The car is available on eBay through Jan. 7 and is being offered for $1.75 million (roughly Rs. 11 crores) by a south Florida pawn and auto loan company. It acquired the car in 2012 from the person who purchased it from the series producer, a department of Universal Studios, in 1991, according to Auto Pawn Plus owner Peter Lima.
"This has been in a garage, hidden for almost 30 years," he said.
Ferrari could not be reached to confirm the car's authenticity.
The vehicle has done 16,000 miles (25,750 km) and has the built-in Motorola phone used in the show, Lima said.
Throughout the series, which aired on NBC for five seasons from 1984 to 1989, producers used a number of cars, including a replica Ferrari for flashy shots cruising down Miami's sun-soaked, palm tree-lined streets. However when Ferrari founder Enzo Ferrari discovered the show was using a replica he demanded Universal use authentic cars, according to Lima.

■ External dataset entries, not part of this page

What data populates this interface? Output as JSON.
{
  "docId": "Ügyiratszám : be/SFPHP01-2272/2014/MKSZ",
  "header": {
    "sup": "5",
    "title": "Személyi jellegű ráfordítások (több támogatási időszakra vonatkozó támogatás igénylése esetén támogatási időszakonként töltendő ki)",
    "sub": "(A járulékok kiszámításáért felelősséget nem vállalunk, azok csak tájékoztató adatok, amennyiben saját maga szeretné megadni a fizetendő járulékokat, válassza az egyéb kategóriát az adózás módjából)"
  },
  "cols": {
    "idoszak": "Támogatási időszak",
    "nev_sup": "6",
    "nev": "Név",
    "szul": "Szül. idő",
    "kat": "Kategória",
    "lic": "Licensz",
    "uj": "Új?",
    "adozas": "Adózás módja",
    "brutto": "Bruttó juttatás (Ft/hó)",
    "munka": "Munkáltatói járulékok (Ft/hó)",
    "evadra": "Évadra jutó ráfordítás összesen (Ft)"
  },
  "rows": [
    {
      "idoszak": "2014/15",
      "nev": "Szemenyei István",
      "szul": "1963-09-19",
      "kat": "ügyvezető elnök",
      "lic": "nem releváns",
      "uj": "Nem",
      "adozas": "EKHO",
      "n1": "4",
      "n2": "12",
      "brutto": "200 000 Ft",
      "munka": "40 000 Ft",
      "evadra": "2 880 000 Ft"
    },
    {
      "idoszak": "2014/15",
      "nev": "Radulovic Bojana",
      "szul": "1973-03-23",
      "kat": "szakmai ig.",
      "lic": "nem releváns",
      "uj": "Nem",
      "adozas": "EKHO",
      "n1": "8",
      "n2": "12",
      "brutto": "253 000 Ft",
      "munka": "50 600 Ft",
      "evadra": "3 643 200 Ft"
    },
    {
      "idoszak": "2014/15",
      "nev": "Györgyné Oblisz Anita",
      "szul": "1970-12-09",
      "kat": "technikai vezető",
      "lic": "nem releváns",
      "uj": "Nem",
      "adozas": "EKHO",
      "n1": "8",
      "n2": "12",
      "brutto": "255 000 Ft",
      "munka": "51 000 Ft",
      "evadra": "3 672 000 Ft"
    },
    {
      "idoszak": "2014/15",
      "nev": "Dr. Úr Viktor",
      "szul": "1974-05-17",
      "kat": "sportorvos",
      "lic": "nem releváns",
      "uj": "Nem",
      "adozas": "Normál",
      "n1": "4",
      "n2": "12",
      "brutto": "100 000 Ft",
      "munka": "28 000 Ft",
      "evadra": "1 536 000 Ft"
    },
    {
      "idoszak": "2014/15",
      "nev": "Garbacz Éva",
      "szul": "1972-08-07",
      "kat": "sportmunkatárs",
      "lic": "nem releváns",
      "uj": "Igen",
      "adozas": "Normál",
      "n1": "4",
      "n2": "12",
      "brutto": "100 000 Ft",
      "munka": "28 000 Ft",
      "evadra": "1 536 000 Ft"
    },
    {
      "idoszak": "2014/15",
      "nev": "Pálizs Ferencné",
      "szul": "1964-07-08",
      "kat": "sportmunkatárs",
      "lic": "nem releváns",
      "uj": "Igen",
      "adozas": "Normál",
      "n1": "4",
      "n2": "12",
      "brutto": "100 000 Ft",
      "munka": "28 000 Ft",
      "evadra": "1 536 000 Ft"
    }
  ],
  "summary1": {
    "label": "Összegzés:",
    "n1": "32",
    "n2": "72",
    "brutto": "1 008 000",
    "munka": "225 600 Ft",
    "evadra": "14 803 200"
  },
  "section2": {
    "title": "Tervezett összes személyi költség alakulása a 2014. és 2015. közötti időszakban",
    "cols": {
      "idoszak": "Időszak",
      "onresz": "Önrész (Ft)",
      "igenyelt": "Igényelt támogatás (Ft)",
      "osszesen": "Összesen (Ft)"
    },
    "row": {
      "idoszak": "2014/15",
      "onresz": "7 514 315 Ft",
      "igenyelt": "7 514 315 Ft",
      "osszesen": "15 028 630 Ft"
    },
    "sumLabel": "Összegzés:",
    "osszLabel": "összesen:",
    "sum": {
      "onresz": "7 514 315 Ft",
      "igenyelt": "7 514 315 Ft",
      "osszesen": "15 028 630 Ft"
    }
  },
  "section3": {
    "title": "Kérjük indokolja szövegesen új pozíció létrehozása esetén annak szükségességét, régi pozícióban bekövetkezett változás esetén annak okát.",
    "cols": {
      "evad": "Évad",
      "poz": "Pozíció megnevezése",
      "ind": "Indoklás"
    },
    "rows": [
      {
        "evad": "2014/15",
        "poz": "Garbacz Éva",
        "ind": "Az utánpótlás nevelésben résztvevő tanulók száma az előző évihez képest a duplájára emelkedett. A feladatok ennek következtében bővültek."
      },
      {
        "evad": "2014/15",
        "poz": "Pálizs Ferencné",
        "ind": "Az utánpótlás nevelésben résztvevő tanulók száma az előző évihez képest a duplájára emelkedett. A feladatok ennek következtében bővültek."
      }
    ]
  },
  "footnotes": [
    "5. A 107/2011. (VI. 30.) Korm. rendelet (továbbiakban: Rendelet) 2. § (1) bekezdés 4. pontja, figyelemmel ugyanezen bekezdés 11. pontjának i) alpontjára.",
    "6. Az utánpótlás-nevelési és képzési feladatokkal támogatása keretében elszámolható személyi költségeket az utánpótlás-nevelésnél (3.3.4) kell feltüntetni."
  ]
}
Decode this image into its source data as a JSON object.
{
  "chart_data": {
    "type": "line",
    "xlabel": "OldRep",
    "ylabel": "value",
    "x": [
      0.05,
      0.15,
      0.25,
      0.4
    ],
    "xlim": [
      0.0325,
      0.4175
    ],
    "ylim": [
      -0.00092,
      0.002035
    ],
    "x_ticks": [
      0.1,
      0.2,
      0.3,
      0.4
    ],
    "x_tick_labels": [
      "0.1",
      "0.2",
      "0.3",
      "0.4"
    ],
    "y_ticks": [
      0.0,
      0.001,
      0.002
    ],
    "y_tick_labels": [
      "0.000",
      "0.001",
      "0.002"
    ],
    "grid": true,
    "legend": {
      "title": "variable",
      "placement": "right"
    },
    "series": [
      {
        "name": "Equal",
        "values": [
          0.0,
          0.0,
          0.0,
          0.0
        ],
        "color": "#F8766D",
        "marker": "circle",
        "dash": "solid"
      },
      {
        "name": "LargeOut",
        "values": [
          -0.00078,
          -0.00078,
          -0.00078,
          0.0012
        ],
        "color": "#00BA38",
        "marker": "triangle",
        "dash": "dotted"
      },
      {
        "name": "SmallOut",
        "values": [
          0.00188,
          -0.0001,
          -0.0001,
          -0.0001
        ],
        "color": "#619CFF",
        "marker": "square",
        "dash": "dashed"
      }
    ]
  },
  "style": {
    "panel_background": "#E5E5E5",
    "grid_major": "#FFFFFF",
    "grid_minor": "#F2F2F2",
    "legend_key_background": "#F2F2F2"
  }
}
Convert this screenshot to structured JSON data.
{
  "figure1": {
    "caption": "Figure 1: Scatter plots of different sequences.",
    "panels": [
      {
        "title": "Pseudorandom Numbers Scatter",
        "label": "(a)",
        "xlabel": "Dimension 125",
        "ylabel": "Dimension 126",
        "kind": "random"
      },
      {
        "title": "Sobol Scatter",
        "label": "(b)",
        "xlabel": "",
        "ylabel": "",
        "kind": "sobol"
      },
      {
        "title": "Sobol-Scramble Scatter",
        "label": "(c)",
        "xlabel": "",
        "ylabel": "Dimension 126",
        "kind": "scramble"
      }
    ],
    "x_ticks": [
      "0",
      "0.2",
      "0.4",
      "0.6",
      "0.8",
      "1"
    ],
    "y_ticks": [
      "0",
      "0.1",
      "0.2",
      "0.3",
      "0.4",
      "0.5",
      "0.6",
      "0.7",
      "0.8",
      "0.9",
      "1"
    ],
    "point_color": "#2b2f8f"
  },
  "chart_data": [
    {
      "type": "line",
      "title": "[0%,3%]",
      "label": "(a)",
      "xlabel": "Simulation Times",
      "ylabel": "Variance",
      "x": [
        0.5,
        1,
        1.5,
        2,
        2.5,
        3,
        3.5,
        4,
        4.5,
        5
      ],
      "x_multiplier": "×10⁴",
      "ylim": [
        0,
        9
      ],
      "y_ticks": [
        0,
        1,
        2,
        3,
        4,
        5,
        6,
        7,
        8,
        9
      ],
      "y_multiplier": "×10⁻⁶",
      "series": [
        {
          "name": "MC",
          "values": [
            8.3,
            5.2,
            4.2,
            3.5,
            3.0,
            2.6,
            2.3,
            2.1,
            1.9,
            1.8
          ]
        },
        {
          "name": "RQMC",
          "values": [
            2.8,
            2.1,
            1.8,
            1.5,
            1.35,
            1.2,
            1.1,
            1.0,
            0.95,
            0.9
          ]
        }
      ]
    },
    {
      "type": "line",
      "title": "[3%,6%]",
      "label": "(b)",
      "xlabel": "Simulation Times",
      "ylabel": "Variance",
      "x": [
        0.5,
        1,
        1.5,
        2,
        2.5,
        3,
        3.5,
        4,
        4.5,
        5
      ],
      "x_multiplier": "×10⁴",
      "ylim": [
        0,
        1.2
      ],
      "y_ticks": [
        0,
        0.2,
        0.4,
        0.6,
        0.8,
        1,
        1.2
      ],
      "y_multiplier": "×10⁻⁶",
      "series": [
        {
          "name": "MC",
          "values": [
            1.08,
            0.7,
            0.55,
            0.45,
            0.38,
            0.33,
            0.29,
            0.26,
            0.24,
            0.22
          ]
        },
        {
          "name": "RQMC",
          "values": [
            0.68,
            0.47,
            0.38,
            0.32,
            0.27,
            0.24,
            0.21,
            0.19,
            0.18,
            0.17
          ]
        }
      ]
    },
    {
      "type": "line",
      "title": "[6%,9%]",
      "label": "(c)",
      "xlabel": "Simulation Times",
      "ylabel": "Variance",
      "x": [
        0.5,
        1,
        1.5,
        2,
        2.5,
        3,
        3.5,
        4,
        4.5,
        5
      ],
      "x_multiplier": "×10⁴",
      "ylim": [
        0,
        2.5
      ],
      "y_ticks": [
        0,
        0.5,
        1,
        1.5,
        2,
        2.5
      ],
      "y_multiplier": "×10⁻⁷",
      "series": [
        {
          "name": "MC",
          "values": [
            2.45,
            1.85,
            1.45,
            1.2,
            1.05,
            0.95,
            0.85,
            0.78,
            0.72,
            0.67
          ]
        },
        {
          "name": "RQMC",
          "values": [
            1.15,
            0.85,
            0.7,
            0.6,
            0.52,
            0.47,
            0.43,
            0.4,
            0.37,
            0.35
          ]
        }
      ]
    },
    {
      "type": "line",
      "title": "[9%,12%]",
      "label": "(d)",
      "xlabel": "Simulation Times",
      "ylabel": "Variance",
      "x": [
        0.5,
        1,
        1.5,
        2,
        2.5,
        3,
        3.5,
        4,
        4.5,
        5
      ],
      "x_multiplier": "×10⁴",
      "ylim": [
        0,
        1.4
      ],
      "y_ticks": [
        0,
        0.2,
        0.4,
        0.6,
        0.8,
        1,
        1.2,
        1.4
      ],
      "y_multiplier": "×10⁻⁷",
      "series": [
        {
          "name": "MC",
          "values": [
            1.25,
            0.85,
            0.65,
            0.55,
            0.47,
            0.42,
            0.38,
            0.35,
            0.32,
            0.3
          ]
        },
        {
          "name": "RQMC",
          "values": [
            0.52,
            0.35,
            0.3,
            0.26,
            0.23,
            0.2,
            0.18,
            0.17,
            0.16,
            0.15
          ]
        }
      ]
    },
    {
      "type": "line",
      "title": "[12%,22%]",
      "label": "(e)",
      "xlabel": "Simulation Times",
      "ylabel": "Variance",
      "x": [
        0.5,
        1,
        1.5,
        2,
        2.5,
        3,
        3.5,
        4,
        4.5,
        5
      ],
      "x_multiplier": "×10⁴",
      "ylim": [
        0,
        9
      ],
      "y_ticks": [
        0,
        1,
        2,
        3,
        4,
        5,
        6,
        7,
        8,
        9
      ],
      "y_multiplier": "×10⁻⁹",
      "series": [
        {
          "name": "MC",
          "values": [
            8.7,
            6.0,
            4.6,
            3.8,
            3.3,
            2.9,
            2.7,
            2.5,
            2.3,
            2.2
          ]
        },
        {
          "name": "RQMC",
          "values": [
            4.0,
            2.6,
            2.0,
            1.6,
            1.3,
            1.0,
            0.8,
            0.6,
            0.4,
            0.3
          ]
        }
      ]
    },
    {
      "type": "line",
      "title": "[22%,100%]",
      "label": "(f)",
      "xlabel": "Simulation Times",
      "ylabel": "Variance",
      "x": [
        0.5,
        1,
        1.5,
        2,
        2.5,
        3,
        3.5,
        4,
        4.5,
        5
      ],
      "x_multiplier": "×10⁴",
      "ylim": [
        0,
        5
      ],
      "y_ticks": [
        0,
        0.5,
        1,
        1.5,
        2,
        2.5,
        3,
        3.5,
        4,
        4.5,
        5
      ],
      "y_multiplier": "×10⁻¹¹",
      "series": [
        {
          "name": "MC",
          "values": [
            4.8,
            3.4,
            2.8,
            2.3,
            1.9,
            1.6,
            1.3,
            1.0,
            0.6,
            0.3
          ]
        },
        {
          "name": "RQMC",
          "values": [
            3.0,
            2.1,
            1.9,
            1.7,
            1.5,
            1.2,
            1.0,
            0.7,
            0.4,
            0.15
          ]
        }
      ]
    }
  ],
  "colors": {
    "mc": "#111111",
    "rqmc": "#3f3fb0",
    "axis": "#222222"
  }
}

Producers acquired two black 12-cylinder Testarossas that were later repainted white, according to work receipts.
The other car is owned by a south Florida collector who has it on display in a flea market.
Should no buyer emerge for the Ferrari it will be sent to a high-end auction. "No big deal," Lima said. "It will sell for more."
"Miami Vice" featured Don Johnson and Philip Michael Thomas in the lead roles and broke new ground through the use of new wave culture and music. It remains popular in syndication.